Ford France, c’est un pan de l’histoire automobile plutôt méconnu. Si certains connaissent les Simca Vedette, beaucoup oublient qu’elles découlent directement des Ford du même nom. Enfin, notre voiture du jour, la Ford Vendôme est une voiture ultra-confidentielle. Fabriquée en France, avec un V8 encore plus gros qui pousse encore plus à faire d’elle une américaine débarquée en Europe, c’est une rareté qui ne manque pas d’originalité. On vous la présente mais, surtout, on va aller la conduire.
En bref :
– Elle a tout d’une américaine, de la marque au moteur, mais la Ford Vendôme était bien fabriquée en France !
– La Ford Vendôme c’est l’évolution haut de gamme des Ford Vedette, plus connues
– Grande routière, la Ford Vendôme montre un autre visage des voitures françaises
Au sommaire
Notre Ford Vendôme du jour
La Simca Vedette fait déjà très américaine avec un badge français d’origine italienne. Donc ça fait étrange quand on la découvre pour la première fois. Par contre, l’avantage des Ford Vedette et Ford Vendôme, c’est que leur marque annonce directement la couleur (quand on arrive à l’identifier, on y revient). Oui, notre voiture du jour fait plus penser à Détroit qu’à Poissy. Et pourtant, c’est une évolution de la Ford Vedette, quand celle-ci s’est décidée à « s’européaniser ».
Pourtant, on l’a dit, on ne voit pas vraiment une européenne en regardant la Ford Vendôme. Éventuellement, on peut lui trouver quelques points communs stylistiques avec des Opel qui avaient également des influences américaines puisqu’issues du portefeuille d’un autre géant de Détroit. En tout cas, plus encore qu’aujourd’hui, voir une telle voiture sur les routes en 1953 devait faire tout drôle.

Notre Ford Vendôme est en effet une voiture du milieu des années 50. Elle est en fait l’ultime évolution de la Ford Vedette qui apparaît en 1948 en étant une étude de « petite » voiture pensée pour Mercury mais trop petite pour les USA… donc adaptée au marché européen. Née avec une calandre très classique, elle arbore ensuite un gros bourrelet au milieu avant d’être barrée par une double lame à partir de 1953.
La Ford Vendôme doit se distinguer et pas uniquement avec la mécanique ou avec le sigle Vendôme au bas du capot. La calandre est donc barrée par une barre plus fine et un gros élément central qui annonce la couleur : V8. Le reste de cet avant est également américain dans ses idées, mais finalement identique aux Vedette, avec des phares ronds, évidemment, au bout d’ailes Ponton c’est la période, avec un capot haut et une face écrasée.
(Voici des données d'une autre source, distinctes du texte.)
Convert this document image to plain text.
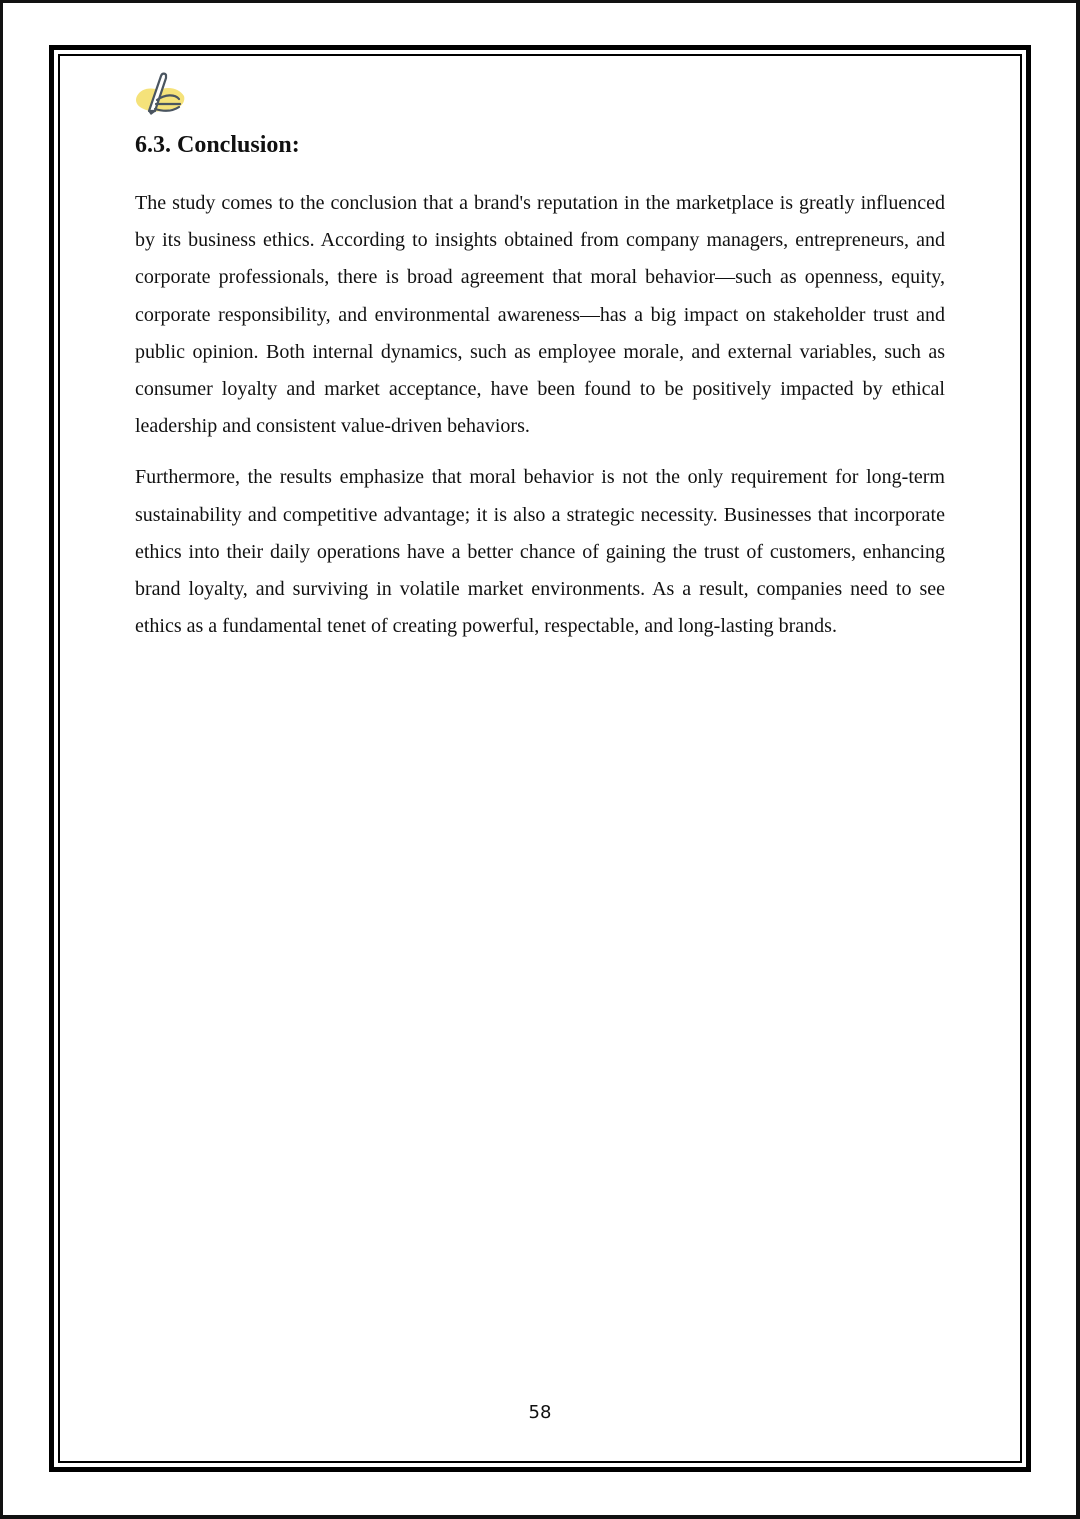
6.3. Conclusion:

The study comes to the conclusion that a brand's reputation in the marketplace is greatly influenced by its business ethics. According to insights obtained from company managers, entrepreneurs, and corporate professionals, there is broad agreement that moral behavior—such as openness, equity, corporate responsibility, and environmental awareness—has a big impact on stakeholder trust and public opinion. Both internal dynamics, such as employee morale, and external variables, such as consumer loyalty and market acceptance, have been found to be positively impacted by ethical leadership and consistent value-driven behaviors.

Furthermore, the results emphasize that moral behavior is not the only requirement for long-term sustainability and competitive advantage; it is also a strategic necessity. Businesses that incorporate ethics into their daily operations have a better chance of gaining the trust of customers, enhancing brand loyalty, and surviving in volatile market environments. As a result, companies need to see ethics as a fundamental tenet of creating powerful, respectable, and long-lasting brands.

58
Les chromes ? Omniprésents avec le gros pare-chocs, le bout de capot et les phares additionnels.
On en profite pour noter une autre évolution stylistique apporté en 1953 sur les Vedette. Fini l’antique pare-brise en deux parties, séparé par une barre au milieu. Si le pavillon évolue à peine, le pare-brise d’une seule pièce est une belle avancée et soulage finalement la ligne.
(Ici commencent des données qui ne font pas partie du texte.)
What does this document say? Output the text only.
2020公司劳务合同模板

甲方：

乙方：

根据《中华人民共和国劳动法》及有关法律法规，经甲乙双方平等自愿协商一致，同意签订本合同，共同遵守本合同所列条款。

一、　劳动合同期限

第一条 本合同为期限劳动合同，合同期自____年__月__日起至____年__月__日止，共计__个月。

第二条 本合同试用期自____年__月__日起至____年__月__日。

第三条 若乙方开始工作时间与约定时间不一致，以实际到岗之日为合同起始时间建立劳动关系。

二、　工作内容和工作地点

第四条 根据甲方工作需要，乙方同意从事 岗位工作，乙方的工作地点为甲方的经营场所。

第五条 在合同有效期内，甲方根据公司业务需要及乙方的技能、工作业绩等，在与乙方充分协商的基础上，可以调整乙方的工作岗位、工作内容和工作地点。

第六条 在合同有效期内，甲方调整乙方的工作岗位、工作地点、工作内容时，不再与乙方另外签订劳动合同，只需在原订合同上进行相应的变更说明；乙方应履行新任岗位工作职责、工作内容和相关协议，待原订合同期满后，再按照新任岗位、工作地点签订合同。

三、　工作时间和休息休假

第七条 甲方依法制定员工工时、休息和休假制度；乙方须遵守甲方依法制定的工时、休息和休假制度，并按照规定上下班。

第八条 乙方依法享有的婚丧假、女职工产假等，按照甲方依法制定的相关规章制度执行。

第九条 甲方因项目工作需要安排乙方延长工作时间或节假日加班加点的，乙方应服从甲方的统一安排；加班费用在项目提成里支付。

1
Le reste de la Ford Vendôme est tout aussi « américain ». Le profil laisse apparaître de grosse baguettes chromées au milieu de la caisse (leur emplacement est propre aux voitures de 1954), à la base des vitrages et autour de la roue arrière ainsi qu’un bas de caisse bien épais avec un monogramme Vendôme en bas. Pour en revenir aux vitrages, nous ne sommes pas encore dans les années 60 et leurs entourages sont bien épais tandis que leur taille est réduite.
Surtout, on remarque la vraie grosse évolution de la famille Vedette après 1953. Ça, ça se passe plutôt à l’arrière. La Vedette est apparue avec un arrière totalement rond, entièrement repris de ce qui se faisait aux USA à la même époque. Mais en Europe, ce style d’arrière détonait et renvoyait éventuellement à des voitures d’avant-guerre mais pas à des voitures récentes. Alors on décida de passe en tricorps et ça a évidemment été repris sur le vaisseau amiral, la Ford Vendôme.
On reste simple, pas tellement américain. Les ailes sont réduites et pas encore pointues tandis que la malle montre une belle courbure. Les feux intègrent des feux de recul, une vraie nouveauté pour l’époque tandis que le pare-chocs est tout aussi massif que celui de l’avant et intègre les catadioptres à ses butoirs (autre signe particulier des voitures de 1954).
Dans toute cette présentation, on n’a pas vu un seul monogramme Ford. Certes, le blason est là mais il n’est pas facile de vraiment l’identifier si on n’est pas connaisseur. En tout cas, l’effet recherché est atteint. Notre berline se démarque avec son style très américain et ses dimensions qui le sont autant.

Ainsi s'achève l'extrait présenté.